Goldman boss urges end to bonus culture
LONG-TERM guaranteed bonuses should be banned and clawbacks introduced into contracts to prevent the excessive risk-taking of the past, Goldman Sachs chief executive Lloyd Blankfein said yesterday.
Speaking at the Banks in Transition conference in Frankfurt, Blankfein said there was “little justification of outsized discretionary compensation when a financial institution has lost money”.
He said bonuses should have a greater weighting towards stock payouts, while top earners should get most of their payouts in deferred stock. Only junior staff should receive their bonuses in cash, he said.
The Goldman supremo’s criticism of remuneration practices will raise eyebrows given that the bank put aside a record $11.4bn (£6.9bn) pay pot in the first half of 2009. He also attacked some investment banking products as being of no use to society. “The industry let the growth and complexity in new instruments outstrip their economic and social utility as well as the operational capacity to manage them,” said Blankfein.

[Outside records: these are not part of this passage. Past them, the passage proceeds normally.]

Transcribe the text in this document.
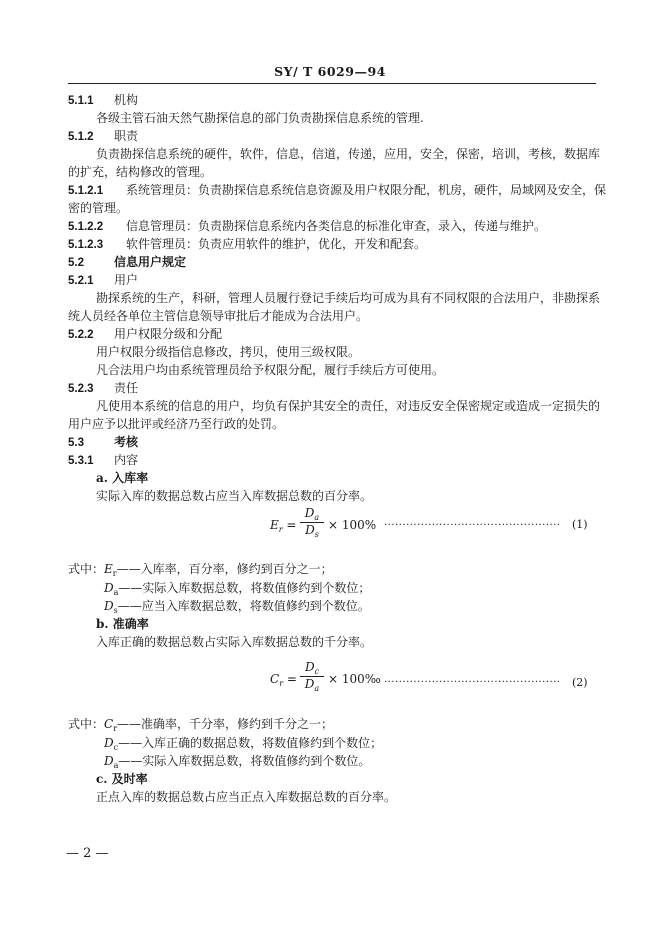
SY/ T 6029—94
5.1.1 机构
各级主管石油天然气勘探信息的部门负责勘探信息系统的管理.
5.1.2 职责
负责勘探信息系统的硬件，软件，信息，信道，传递，应用，安全，保密，培训，考核，数据库
的扩充，结构修改的管理。
5.1.2.1 系统管理员：负责勘探信息系统信息资源及用户权限分配，机房，硬件，局域网及安全，保
密的管理。
5.1.2.2 信息管理员：负责勘探信息系统内各类信息的标准化审查，录入，传递与维护。
5.1.2.3 软件管理员：负责应用软件的维护，优化，开发和配套。
5.2	信息用户规定
5.2.1 用户
勘探系统的生产，科研，管理人员履行登记手续后均可成为具有不同权限的合法用户，非勘探系
统人员经各单位主管信息领导审批后才能成为合法用户。
5.2.2 用户权限分级和分配
用户权限分级指信息修改，拷贝，使用三级权限。
凡合法用户均由系统管理员给予权限分配，履行手续后方可使用。
5.2.3 责任
凡使用本系统的信息的用户，均负有保护其安全的责任，对违反安全保密规定或造成一定损失的
用户应予以批评或经济乃至行政的处罚。
5.3	考核
5.3.1 内容
a. 入库率
实际入库的数据总数占应当入库数据总数的百分率。
$E_r$ =
$D_a$
$D_s$
× 100% ················································	(1)
式中：$E_r——$入库率，百分率，修约到百分之一；
$D_a——$实际入库数据总数，将数值修约到个数位；
$D_s——$应当入库数据总数，将数值修约到个数位。
b. 准确率
入库正确的数据总数占实际入库数据总数的千分率。
$C_r$ =
$D_c$
$D_a$
× 100‰ ················································	(2)
式中：$C_r——$准确率，千分率，修约到千分之一；
$D_c——$入库正确的数据总数，将数值修约到个数位；
$D_a——$实际入库数据总数，将数值修约到个数位。
c. 及时率
正点入库的数据总数占应当正点入库数据总数的百分率。
— 2 —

Blankfein, whose bank recorded record second-quarter profit on the back of stellar performances in trading and underwriting, added that banks were “healing” and that the “worst of this crisis is off the table”.
On the collapse of Lehman Brothers, he said that while the bank’s demise was extremely regrettable, saving it could have led to a public backlash that might have prevented the government from rescuing the next, potentially much larger, bank to face problems.